Added a comment here.

[MitjaBezensek]

nice! i'm down with this change.

• nit: can we also pull the change from [wip] perf: detect target maximum FPS #6470 that updates DefaultDebugPanel.tsx‎?
• does this work as expected on iOS?

• Pulled the debug panel changes. It felt best to show the max instead of the target as the target is now always the same.
• It does seem to work, but you have to enable safari to use higher refresh rates:
  https://www.reddit.com/r/iphone/comments/1gzltgr/guide_how_to_enable_120hz_in_safari/

Go to settings Apps
Safari
Advanced
Feature flags
Turn off prefer page rendering near 60hz
This was introduced in iOS 18 but a lot of people do not know about it!

[mimecuvalo]

• does this work as expected on iOS?

awesome, thanks for the info. actually to be crisper with my question: does this cause any issues on iOS with the browser trying to go too fast than it can go? (less of a question of whether it can go to 120hz but is it "overclocking" and causing it to freak out? :P)

[MitjaBezensek]

• does this work as expected on iOS?

awesome, thanks for the info. actually to be crisper with my question: does this cause any issues on iOS with the browser trying to go too fast than it can go? (less of a question of whether it can go to 120hz but is it "overclocking" and causing it to freak out? :P)

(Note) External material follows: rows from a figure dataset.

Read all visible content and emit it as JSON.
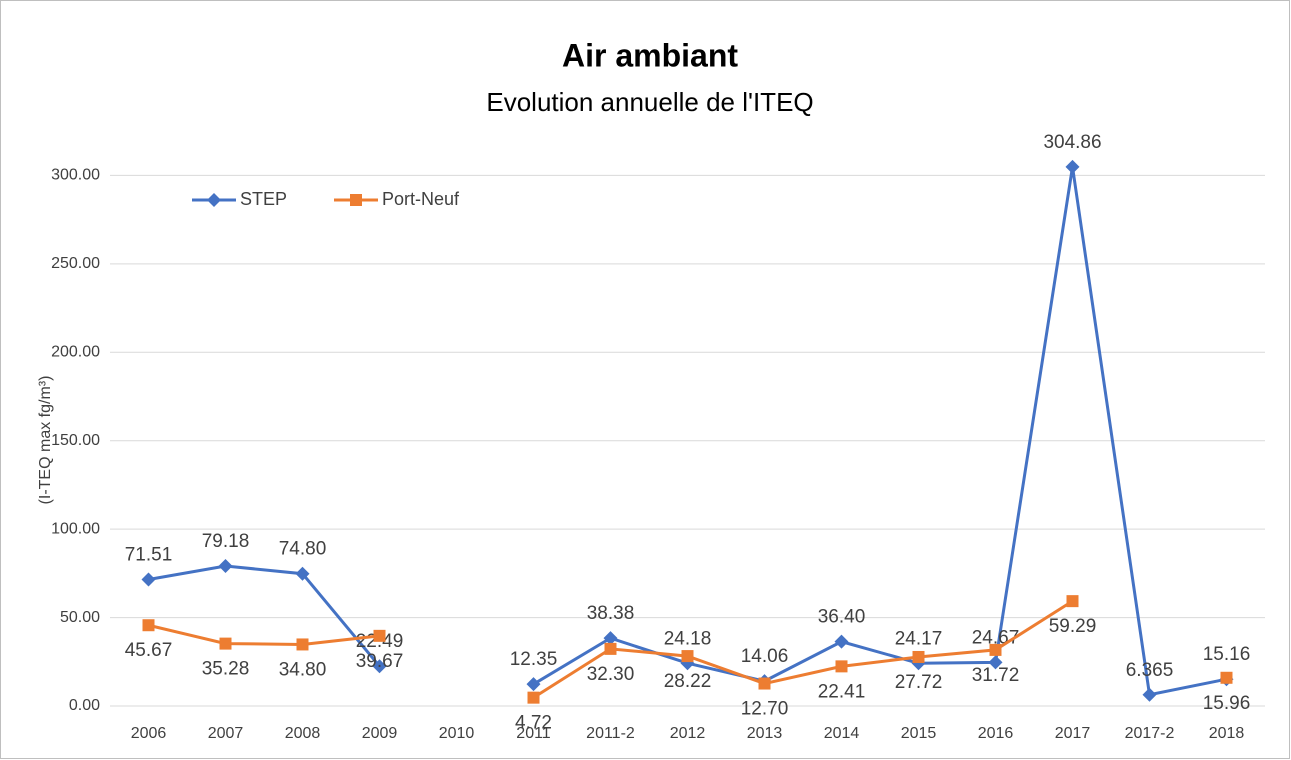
{
  "chart_data": {
    "type": "line",
    "title": "Air ambiant",
    "subtitle": "Evolution annuelle de l'ITEQ",
    "y_label": "(I-TEQ max fg/m³)",
    "categories": [
      "2006",
      "2007",
      "2008",
      "2009",
      "2010",
      "2011",
      "2011-2",
      "2012",
      "2013",
      "2014",
      "2015",
      "2016",
      "2017",
      "2017-2",
      "2018"
    ],
    "series": [
      {
        "name": "STEP",
        "color": "#4472c4",
        "marker": "diamond",
        "values": [
          71.51,
          79.18,
          74.8,
          22.49,
          null,
          12.35,
          38.38,
          24.18,
          14.06,
          36.4,
          24.17,
          24.67,
          304.86,
          6.365,
          15.16
        ],
        "value_labels": [
          "71.51",
          "79.18",
          "74.80",
          "22.49",
          null,
          "12.35",
          "38.38",
          "24.18",
          "14.06",
          "36.40",
          "24.17",
          "24.67",
          "304.86",
          "6.365",
          "15.16"
        ]
      },
      {
        "name": "Port-Neuf",
        "color": "#ed7d31",
        "marker": "square",
        "values": [
          45.67,
          35.28,
          34.8,
          39.67,
          null,
          4.72,
          32.3,
          28.22,
          12.7,
          22.41,
          27.72,
          31.72,
          59.29,
          null,
          15.96
        ],
        "value_labels": [
          "45.67",
          "35.28",
          "34.80",
          "39.67",
          null,
          "4.72",
          "32.30",
          "28.22",
          "12.70",
          "22.41",
          "27.72",
          "31.72",
          "59.29",
          null,
          "15.96"
        ]
      }
    ],
    "ylim": [
      0,
      350
    ],
    "yticks": [
      {
        "value": 0,
        "label": "0.00"
      },
      {
        "value": 50,
        "label": "50.00"
      },
      {
        "value": 100,
        "label": "100.00"
      },
      {
        "value": 150,
        "label": "150.00"
      },
      {
        "value": 200,
        "label": "200.00"
      },
      {
        "value": 250,
        "label": "250.00"
      },
      {
        "value": 300,
        "label": "300.00"
      }
    ],
    "grid": true,
    "legend": "upper left"
  }
}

I didn't see any issues while testing 🤷‍♂️

I guess it would work pretty much the same as it did till now: we were setting the target to 60 but some actions were too slow so the fps dropped. Now we set a higher default so more actions will fall into that category. But from my tests the rendering stabilizes at the same fps as before.

With the default being 60fps in Safari I'd expect many people on iOS won't even know the difference. Would be great if we could play with some older devices, though. Maybe some old androids with high refresh screens.